Sheila felt unfulfilled in her job and she felt as though no one took her work seriously. Many of her fellow scientists and roughnecks went on the ‘whitewater rigs’ jokingly calling themselves white necks The name didn’t stick as the old rigs were revamped and smaller processing plants were built, the jobs became less manual labor and more automated. Peiter did all he could to keep her happy but with the rise of whitewater and Alexi in the background pulling strings to cement his friend a good job, it looked too good to go off world. Peiter would never get a better job than this, and it was what he thought was best. They could be married, have children, and if he saved up enough they could move off world later and live anywhere they wanted it would just take a some time. The first step, getting married, was simple and Sheila seemed happy, she was still star struck with Whitehome then, but then it lost it’s luster.
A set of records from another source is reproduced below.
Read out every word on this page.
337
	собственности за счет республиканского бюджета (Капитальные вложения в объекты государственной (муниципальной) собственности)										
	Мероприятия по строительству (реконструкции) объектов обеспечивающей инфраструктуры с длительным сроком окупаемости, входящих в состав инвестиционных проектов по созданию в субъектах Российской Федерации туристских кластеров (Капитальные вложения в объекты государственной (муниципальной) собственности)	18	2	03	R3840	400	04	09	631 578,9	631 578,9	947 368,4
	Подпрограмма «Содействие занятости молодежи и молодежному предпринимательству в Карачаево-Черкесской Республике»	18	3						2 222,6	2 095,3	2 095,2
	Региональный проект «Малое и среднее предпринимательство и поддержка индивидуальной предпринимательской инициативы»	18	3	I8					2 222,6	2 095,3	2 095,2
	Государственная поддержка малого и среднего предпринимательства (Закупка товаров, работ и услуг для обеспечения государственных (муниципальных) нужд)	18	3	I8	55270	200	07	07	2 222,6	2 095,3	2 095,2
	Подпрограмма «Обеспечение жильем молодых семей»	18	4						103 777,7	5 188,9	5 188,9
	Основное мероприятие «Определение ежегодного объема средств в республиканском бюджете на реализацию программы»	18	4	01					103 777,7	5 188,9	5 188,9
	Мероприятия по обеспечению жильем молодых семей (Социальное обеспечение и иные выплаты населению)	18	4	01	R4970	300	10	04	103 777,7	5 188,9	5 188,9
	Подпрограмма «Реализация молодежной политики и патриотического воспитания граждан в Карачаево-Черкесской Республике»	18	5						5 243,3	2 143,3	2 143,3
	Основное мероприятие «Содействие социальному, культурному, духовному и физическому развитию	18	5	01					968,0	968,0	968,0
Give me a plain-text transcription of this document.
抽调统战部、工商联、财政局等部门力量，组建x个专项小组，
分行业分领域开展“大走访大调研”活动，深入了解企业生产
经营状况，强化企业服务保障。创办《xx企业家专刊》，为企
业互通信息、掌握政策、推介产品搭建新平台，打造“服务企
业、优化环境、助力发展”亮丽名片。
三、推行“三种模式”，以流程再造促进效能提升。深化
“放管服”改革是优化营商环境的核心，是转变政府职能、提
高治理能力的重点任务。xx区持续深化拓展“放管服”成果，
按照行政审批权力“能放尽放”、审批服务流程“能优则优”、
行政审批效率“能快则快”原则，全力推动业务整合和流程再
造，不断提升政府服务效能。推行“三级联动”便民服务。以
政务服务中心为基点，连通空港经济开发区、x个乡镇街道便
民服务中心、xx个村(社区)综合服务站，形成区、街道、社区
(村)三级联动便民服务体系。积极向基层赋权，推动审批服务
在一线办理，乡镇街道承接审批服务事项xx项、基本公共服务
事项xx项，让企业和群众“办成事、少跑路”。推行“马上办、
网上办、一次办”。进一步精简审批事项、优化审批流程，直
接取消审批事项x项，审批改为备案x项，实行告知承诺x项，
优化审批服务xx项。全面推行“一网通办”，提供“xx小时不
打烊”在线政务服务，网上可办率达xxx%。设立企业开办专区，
At first she seemed to understand, she still wanted to know more about whitewater. The want became an obsession. She grew angry not being able to understand and the fell into a fit of depression. Her job became considered a worthless endeavor by local scientists and the ground pounders. Everyone was letting whitewater take them in, at the time Pieter shrugged it off and pushed her to try to enjoy what they had and still strive to find out what the secret was behind the mysterious liquid.

Then they started supplementing whitewater into the medicine.

For a time the new medication derivatives seemed to have a calming effect on her, not too distant but she grew fond of staring out the widow of their apartment balcony past the inside of the dome to the Coral beyond. She’s ramble about some of her nights on the rig, talking about hearing things from the pipes when the drilling would get real deep. Hearing voices in the equatorial storm, whisper’s in the wind, she’d say. No matter how deep they’d drill they’d always come across a pocket of Whitewater. Scientists were stumped but it just meant more whitewater.

Sheila grew more and more obsessed, her wanting to leave Whitehome vanished and she was sucked into drilling deeper. Things seemed to turn for the better, her anger ebbed into a fierce determination. Alexi stuck his nose in, and things just grew worse over time until the end...

Several hours had passed and the view outside had darkened, the landscape with the twinkling stars suddenly popping up as the last moon caressed the horizon. Second fall, just a tiny sliver now. The skies would be pitch black dotted with a glorious sight of the universe all around for almost an entire day or more now. The only lights on the ground were the outer dome lights and the Tram lights blinking away along the length of the tube.

Peiter leaned against the glass window and touched a panel on the wall, the glass darkened and seemed to smoke into the color of the wall.